Kroenig occupies the role of deterrence pessimist. This is an intellectual tradition with roots reaching back two generations to the work of Herman Kahn. Often vilified and derided, Kahn is famous for arguing that nuclear war was survivable and set out to prove it through a macabre mathematical analysis of who and what would survive an all-out nuclear war. Kahn’s intellectual project, like the work of all deterrence pessimists, was motivated by the belief that U.S. nuclear security strategy should be designed with the expectation that nuclear deterrence will fail. This belief leads to two operational doctrines. The first is escalation dominance; the idea that the United States should always be able to up the nuclear ante, one step at a time, responding proportionally to any attack and terminating any conflict through the threat of more to come. The second is damage limitation; the idea that the United States should always work to minimize its casualties. Kroenig’s support of escalation dominance is well known in Washington. In a recent article he argues “nuclear superior states are more likely to win nuclear crises because they are willing to run a greater risk of nuclear war in a crisis than their nuclear inferior opponents.” Also consistent with the deterrence pessimist position is Kroenig’s skepticism about the ability to contain a nuclear Iran and a desire to stop the threat before it starts.
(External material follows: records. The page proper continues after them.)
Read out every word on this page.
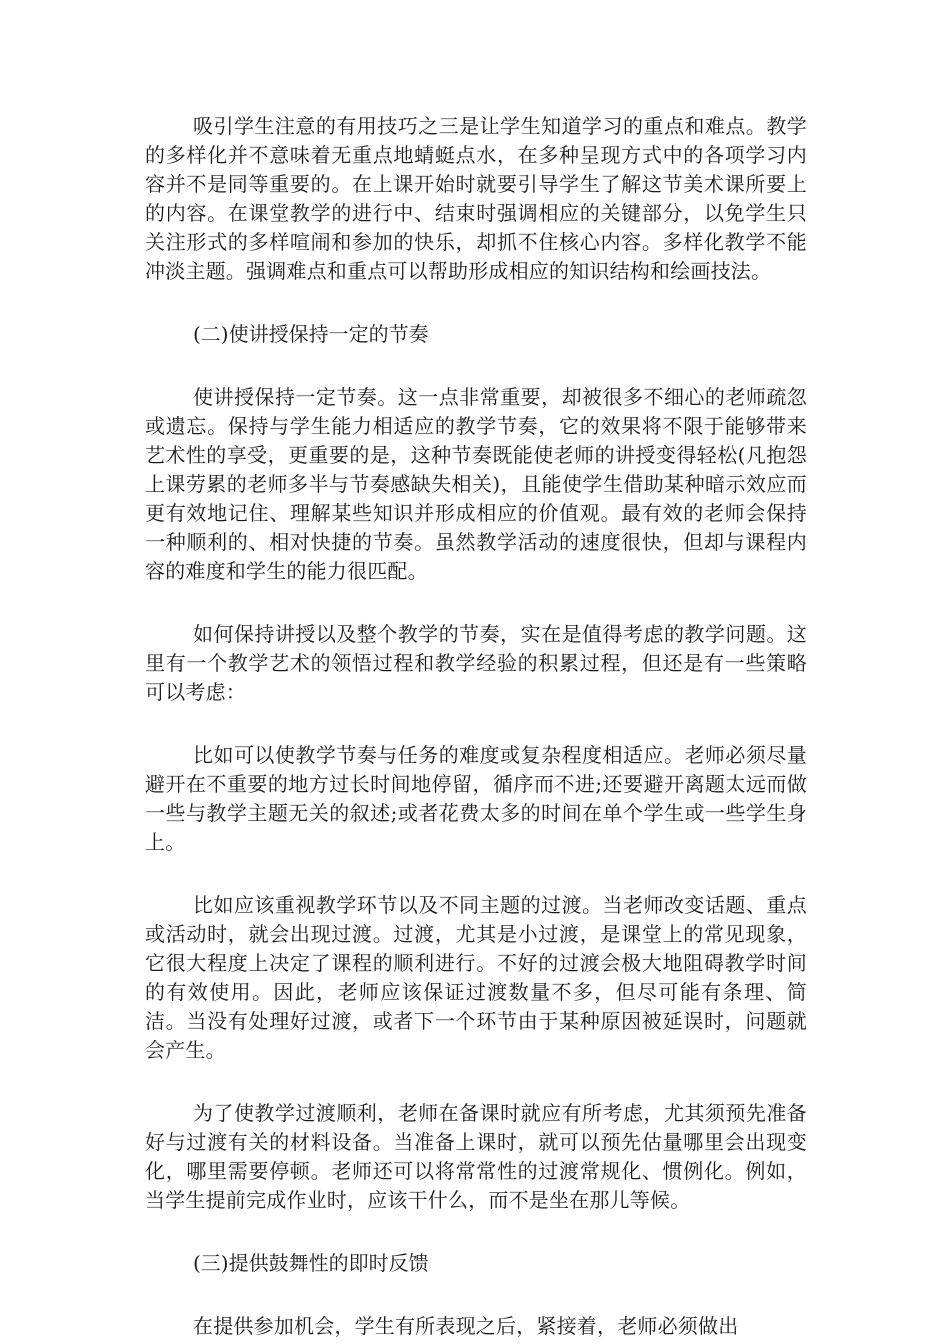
吸引学生注意的有用技巧之三是让学生知道学习的重点和难点。教学的多样化并不意味着无重点地蜻蜓点水，在多种呈现方式中的各项学习内容并不是同等重要的。在上课开始时就要引导学生了解这节美术课所要上的内容。在课堂教学的进行中、结束时强调相应的关键部分，以免学生只关注形式的多样喧闹和参加的快乐，却抓不住核心内容。多样化教学不能冲淡主题。强调难点和重点可以帮助形成相应的知识结构和绘画技法。

(二)使讲授保持一定的节奏

使讲授保持一定节奏。这一点非常重要，却被很多不细心的老师疏忽或遗忘。保持与学生能力相适应的教学节奏，它的效果将不限于能够带来艺术性的享受，更重要的是，这种节奏既能使老师的讲授变得轻松(凡抱怨上课劳累的老师多半与节奏感缺失相关)，且能使学生借助某种暗示效应而更有效地记住、理解某些知识并形成相应的价值观。最有效的老师会保持一种顺利的、相对快捷的节奏。虽然教学活动的速度很快，但却与课程内容的难度和学生的能力很匹配。

如何保持讲授以及整个教学的节奏，实在是值得考虑的教学问题。这里有一个教学艺术的领悟过程和教学经验的积累过程，但还是有一些策略可以考虑：

比如可以使教学节奏与任务的难度或复杂程度相适应。老师必须尽量避开在不重要的地方过长时间地停留，循序而不进;还要避开离题太远而做一些与教学主题无关的叙述;或者花费太多的时间在单个学生或一些学生身上。

比如应该重视教学环节以及不同主题的过渡。当老师改变话题、重点或活动时，就会出现过渡。过渡，尤其是小过渡，是课堂上的常见现象，它很大程度上决定了课程的顺利进行。不好的过渡会极大地阻碍教学时间的有效使用。因此，老师应该保证过渡数量不多，但尽可能有条理、简洁。当没有处理好过渡，或者下一个环节由于某种原因被延误时，问题就会产生。

为了使教学过渡顺利，老师在备课时就应有所考虑，尤其须预先准备好与过渡有关的材料设备。当准备上课时，就可以预先估量哪里会出现变化，哪里需要停顿。老师还可以将常常性的过渡常规化、惯例化。例如，当学生提前完成作业时，应该干什么，而不是坐在那儿等候。

(三)提供鼓舞性的即时反馈

在提供参加机会，学生有所表现之后，紧接着，老师必须做出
On the other side of the aisle are the deterrence optimists, the most famous of whom is Nobel Laureate, Thomas Schelling. This school of thought advocates accepting the irrationality of nuclear war and the fact of mutual vulnerability. It does not advocate nuclear superiority, but rather seeks a condition of strategy stability. Debs’ rebuttal takes up the position of deterrence optimist as evidenced by the fact that he finds Kroenig’s skepticism about a nuclear-armed Iran unwarranted, and focuses on the success of containing a nuclear North Korea.
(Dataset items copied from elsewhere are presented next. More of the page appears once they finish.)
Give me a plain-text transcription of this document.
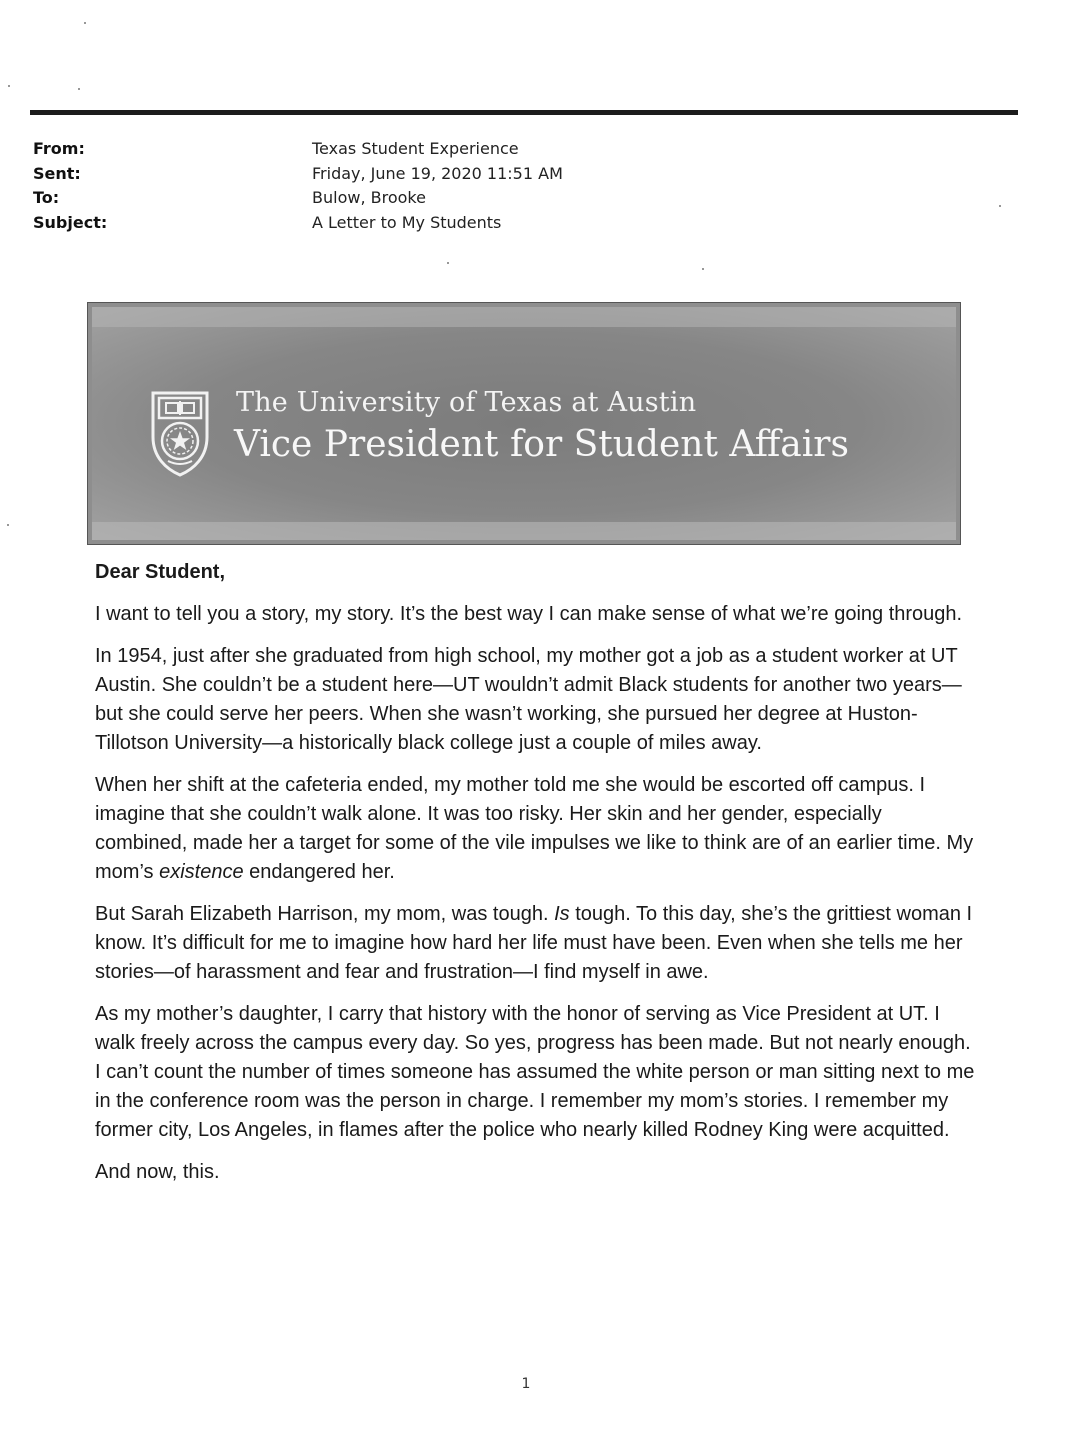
From:	Texas Student Experience
Sent:	Friday, June 19, 2020 11:51 AM
To:	Bulow, Brooke
Subject:	A Letter to My Students
The University of Texas at Austin
Vice President for Student Affairs

Dear Student,

I want to tell you a story, my story. It’s the best way I can make sense of what we’re going through.

In 1954, just after she graduated from high school, my mother got a job as a student worker at UT Austin. She couldn’t be a student here—UT wouldn’t admit Black students for another two years—but she could serve her peers. When she wasn’t working, she pursued her degree at Huston-Tillotson University—a historically black college just a couple of miles away.

When her shift at the cafeteria ended, my mother told me she would be escorted off campus. I imagine that she couldn’t walk alone. It was too risky. Her skin and her gender, especially combined, made her a target for some of the vile impulses we like to think are of an earlier time. My mom’s existence endangered her.

But Sarah Elizabeth Harrison, my mom, was tough. Is tough. To this day, she’s the grittiest woman I know. It’s difficult for me to imagine how hard her life must have been. Even when she tells me her stories—of harassment and fear and frustration—I find myself in awe.

As my mother’s daughter, I carry that history with the honor of serving as Vice President at UT. I walk freely across the campus every day. So yes, progress has been made. But not nearly enough. I can’t count the number of times someone has assumed the white person or man sitting next to me in the conference room was the person in charge. I remember my mom’s stories. I remember my former city, Los Angeles, in flames after the police who nearly killed Rodney King were acquitted.

And now, this.

1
The only way to step meaningfully outside of this Cold-War era framework is to move away from placing the use of force in the foreground and start asking a different kind of question. The question shouldn’t be about whether or not to bomb Iran, but about what place the use of force has vis-a-vis U.S. leadership in a changing international environment. More immediately, it should be about next steps towards diplomatic solutions to the conflict over the Iranian nuclear program. Thus far, the best example of a contribution to this debate that refuses to accept Kroenig’s framing and offers and alternative is from Bill Keller of the New York Times. Instead Keller offers a parody of Kroenig’s argument in his op-ed “Bomb-Bomb-Bomb, Bomb-Bomb-Iran.” For those of you who like to get in the weeds, he also looks seriously at the elements of a nonproliferation strategy that focuses on the technical aspects of both uranium-enrichment technology and the politics of negotiations in an election year on his blog.